In brief, KSTAR works by generating an ensemble of possible kinase-substrate networks based on weighted kinase-substrate predictions (by default, NetworKIN) and calculating the statistical enrichment of a kinase’s substrates in an experiment within each network. The final activity score is obtained by comparing the enrichment of the real experiment to the enrichment that would be expected from a random phosphoproteomic experiment.
For more details about the algorithm, as well as best use cases, see the original publication: KSTAR Paper
Steps of a KSTAR Run#
For most users, a KSTAR run will consist of the following steps:
Mapping Dataset to Reference Phosphoproteome: Given that the proteome is regularly updated, this step maps phosphopeptides identified in the dataset to the reference phosphoproteome to ensure site positions match the kinase-substrate networks.
Kinase Activity Calculation: Given sites identified in an experiment, for each experiment (column) in a dataset, calculate the likelihood that those sites were pulled randomly from the kinase-substrate networks.

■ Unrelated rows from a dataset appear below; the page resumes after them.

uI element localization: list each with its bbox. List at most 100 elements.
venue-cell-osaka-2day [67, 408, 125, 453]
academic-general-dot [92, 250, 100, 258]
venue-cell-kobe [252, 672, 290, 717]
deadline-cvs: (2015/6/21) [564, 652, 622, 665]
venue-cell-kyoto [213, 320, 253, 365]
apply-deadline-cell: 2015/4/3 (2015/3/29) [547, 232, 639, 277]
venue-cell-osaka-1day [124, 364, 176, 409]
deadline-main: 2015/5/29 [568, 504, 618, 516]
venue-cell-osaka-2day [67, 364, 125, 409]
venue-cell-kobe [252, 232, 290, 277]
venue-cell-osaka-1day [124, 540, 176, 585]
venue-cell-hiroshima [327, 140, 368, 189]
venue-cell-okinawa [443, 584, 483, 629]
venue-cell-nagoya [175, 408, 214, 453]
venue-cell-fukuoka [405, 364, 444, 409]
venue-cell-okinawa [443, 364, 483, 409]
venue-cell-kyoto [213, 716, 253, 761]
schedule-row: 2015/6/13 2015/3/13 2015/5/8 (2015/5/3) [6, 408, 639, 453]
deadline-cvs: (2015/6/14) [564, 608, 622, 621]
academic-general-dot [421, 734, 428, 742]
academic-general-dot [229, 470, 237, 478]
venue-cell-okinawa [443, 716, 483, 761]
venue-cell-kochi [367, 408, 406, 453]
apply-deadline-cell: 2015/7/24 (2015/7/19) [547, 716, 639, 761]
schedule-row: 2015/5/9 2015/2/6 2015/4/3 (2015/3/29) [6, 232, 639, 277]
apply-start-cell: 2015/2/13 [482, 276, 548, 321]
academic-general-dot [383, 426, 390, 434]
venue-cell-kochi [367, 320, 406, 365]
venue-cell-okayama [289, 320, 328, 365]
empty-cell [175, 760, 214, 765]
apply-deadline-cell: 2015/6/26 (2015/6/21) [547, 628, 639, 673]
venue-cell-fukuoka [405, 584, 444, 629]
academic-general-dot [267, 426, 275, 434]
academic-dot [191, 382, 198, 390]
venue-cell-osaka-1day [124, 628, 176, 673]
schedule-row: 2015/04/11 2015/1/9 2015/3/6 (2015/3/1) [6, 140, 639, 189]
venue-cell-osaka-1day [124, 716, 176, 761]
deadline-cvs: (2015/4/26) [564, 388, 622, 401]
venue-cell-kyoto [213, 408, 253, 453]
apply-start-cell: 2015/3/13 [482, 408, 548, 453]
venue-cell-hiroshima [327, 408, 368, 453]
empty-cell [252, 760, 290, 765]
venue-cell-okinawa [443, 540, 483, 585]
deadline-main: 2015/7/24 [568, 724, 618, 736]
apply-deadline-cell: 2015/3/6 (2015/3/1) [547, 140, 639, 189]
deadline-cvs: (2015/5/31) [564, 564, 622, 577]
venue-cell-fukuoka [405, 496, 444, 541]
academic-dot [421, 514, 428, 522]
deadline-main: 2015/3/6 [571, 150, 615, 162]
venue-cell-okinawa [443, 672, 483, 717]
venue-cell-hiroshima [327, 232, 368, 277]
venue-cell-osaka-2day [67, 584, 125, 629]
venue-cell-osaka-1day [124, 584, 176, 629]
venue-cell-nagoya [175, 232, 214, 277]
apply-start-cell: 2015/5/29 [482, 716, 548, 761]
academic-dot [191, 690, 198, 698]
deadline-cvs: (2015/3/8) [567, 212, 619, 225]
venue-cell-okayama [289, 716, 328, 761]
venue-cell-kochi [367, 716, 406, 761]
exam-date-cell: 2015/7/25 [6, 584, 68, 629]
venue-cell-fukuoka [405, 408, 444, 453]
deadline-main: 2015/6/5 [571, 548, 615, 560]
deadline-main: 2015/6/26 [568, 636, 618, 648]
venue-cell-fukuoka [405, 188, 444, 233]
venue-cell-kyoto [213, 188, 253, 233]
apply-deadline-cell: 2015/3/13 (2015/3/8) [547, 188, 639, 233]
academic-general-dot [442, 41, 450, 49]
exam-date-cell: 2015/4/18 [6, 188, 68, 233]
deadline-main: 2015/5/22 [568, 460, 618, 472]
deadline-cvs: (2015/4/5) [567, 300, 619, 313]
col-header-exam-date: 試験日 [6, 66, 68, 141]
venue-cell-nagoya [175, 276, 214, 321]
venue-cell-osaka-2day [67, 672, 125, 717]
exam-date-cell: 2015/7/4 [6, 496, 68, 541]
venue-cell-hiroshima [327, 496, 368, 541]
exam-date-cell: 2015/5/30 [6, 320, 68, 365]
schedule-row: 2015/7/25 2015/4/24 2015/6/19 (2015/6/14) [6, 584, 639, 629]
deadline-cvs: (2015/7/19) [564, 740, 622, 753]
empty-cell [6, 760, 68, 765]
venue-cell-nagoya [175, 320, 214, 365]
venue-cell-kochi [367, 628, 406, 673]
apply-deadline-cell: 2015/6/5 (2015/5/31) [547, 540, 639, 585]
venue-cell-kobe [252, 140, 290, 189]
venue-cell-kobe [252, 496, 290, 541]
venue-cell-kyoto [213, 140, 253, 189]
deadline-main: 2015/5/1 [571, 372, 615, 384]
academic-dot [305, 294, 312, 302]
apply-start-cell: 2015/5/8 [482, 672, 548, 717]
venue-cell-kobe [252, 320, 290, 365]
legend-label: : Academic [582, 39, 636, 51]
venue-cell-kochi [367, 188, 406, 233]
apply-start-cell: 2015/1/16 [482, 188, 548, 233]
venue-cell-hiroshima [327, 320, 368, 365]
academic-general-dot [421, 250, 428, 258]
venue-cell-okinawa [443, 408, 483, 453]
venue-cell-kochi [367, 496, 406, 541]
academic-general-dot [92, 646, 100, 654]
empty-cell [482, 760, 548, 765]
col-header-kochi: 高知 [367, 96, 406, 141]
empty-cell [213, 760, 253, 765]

Analysis/Plotting: Various plotting and analysis functions are provided to visualize and interpret KSTAR results.
Note
By default, a pregenerated human kinase-substrate network ensemble based on NetworKIN predictions will be used. However, KSTAR is flexible and can be used with any kinase-substrate prediction graph, not just NetworKIN. If you would like to use your own networks, you can follow the Network Generation tutorial to generate your own network ensemble for use with KSTAR.